"Il y a des jours que je ne comprends pas la différence entre le crime organisé et L'État."

"Il y a des jours que je ne comprends pas la différence entre le crime organisé et L'État. Pour moi, ça se ressemble et ça se confond."

Ces mots, rapportés par le journal Métro du 11 novembre, ont été prononcés par Paul Sauvé, l'entrepreneur en construction qui dénonce publiquement la corruption et la présence du crime organisé dans son secteur d'activité depuis un moment déjà, lors de la conférence de presse de lancement de son livre sur le sujet. Effectivement, les liens incestueux qui lient les deux univers ont de quoi semer la confusion.

Il faut comprendre que l'État est un phénomène qui est apparu il y a 500 ans environ. On en attribue l'origine à Philippe le Bel, roi de France, qu'on surnomme aussi le roi de fer (c'est tout dire). C'est lui qui réussit à faire arrêter simultanément partout en France des centaines de templiers en 1307, une espèce de purge "stalinienne" précoce. Pendant les siècles qui suivent, le pouvoir étatique se centralise de plus en plus autour de la personne du roi et se fait au dépend des autonomies locales et municipales, sauvagement réprimées. Entourés d'une poignée de ministres tirés de la haute noblesse, les rois se succèdent et se ressemblent, aussi tyranniques les uns que les autres dans une Europe constamment en guerre et menacée de famine.

Un système aussi fermé et autoritaire ne peut qu'engendrer une corruption généralisée. Après tout, quand on est au-dessus de tout, y compris des lois qu'on a soi-même promulguées, hé bien, la tentation devient rapidement assez importante... Cette corruption s'étend de plus en plus et sème la misère partout dans la population. C'est cette misère qui alimente les idées des lumières, qui engendreront finalement les révolutions qui secouent l'Europe aux XVIIe, XVIIIe et XIXe siècles. Une de ces idées est qu'un gouvernement représentatif, élu par la population, éliminerait la corruption engendrée par la monarchie, puisque le pouvoir serait divisé entre plus de personnes, qui devraient garder la confiance de l'électorat pour demeurer en poste. C'est l'aube du libéralisme, sous lequel nous vivons toujours aujourd'hui.

Malheureusement, la représentation politique n'a pas éliminé la corruption, même si la gouvernance s'est améliorée en comparaison avec la monarchie absolue. En France, pendant la Révolution, Danton a sauvé la République, mais ce faisant il est devenu millionnaire... Dans le capitalisme naissant, l'argent achète tout, même les votes. Au Canada, on n'a qu'à regarder comment le chemin de fer a été financé par l'État au XIXe siècle, ou comment les gros bras de la construction s'assuraient que les gens votent "du bon côté" dans les bureaux de scrutin jusque dans les années soixante pour avoir des exemples hauts en couleur de la corruption moderne.

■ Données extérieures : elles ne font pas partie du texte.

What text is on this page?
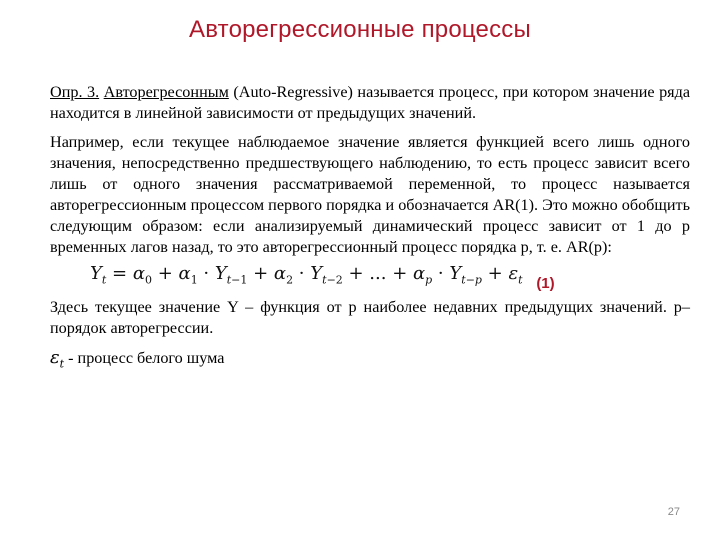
Авторегрессионные процессы

Опр. 3. Авторегресонным (Auto-Regressive) называется процесс, при котором значение ряда находится в линейной зависимости от предыдущих значений.

Например, если текущее наблюдаемое значение является функцией всего лишь одного значения, непосредственно предшествующего наблюдению, то есть процесс зависит всего лишь от одного значения рассматриваемой переменной, то процесс называется авторегрессионным процессом первого порядка и обозначается AR(1). Это можно обобщить следующим образом: если анализируемый динамический процесс зависит от 1 до p временных лагов назад, то это авторегрессионный процесс порядка p, т. е. AR(p):

$Y_t = \alpha_0 + \alpha_1 \cdot Y_{t-1} + \alpha_2 \cdot Y_{t-2}$ + ... + $\alpha_p \cdot Y_{t-p} + \varepsilon_t$ $_{(1)}$

Здесь текущее значение Y – функция от p наиболее недавних предыдущих значений. p– порядок авторегрессии.

$\varepsilon_t$ - процесс белого шума
27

Après tout, une élection aux cinq ans et la séparation du pouvoir en branches exécutive, législative et juridique ne changent pas grand chose au problème fondamental de la corruption, qui découle d'un manque de transparence. Au bout du compte, que savez-vous des activités d'un.e ministre? Qui est-ce qu'il a rencontré aujourd'hui, le ministre des transports? À qui il a parlé? Le fait que plus de gens se partagent le pouvoir ne change rien quand les décisions se prennent derrière des portes closes. Tenter de "démocratiser" le régime représentatif n'y changera rien, d'ailleurs. Le scrutin proportionnel change la répartition du pouvoir entre les partis politiques, mais ne rend pas la machine transparente. Empêchez les réunions à huis-clos dans les bureaux de ministres et ils iront "jouer au golf" avec leurs amis.

La seule solution contre la corruption, c'est la transparence totale des institutions publiques, ce qui n'est possible qu'à travers une démocratie directe. La démocratie, le gouvernement du peuple par le peuple, c'est fondamentalement différent de la représentation, le gouvernement du peuple par ses élu.e.s. En attendant une telle démocratie, le gouvernement, qui est la tête de l'État, reste à la solde de la mafia et du 1% des plus riches, dénoncés par les indigné.e.s depuis plus d'un mois maintenant.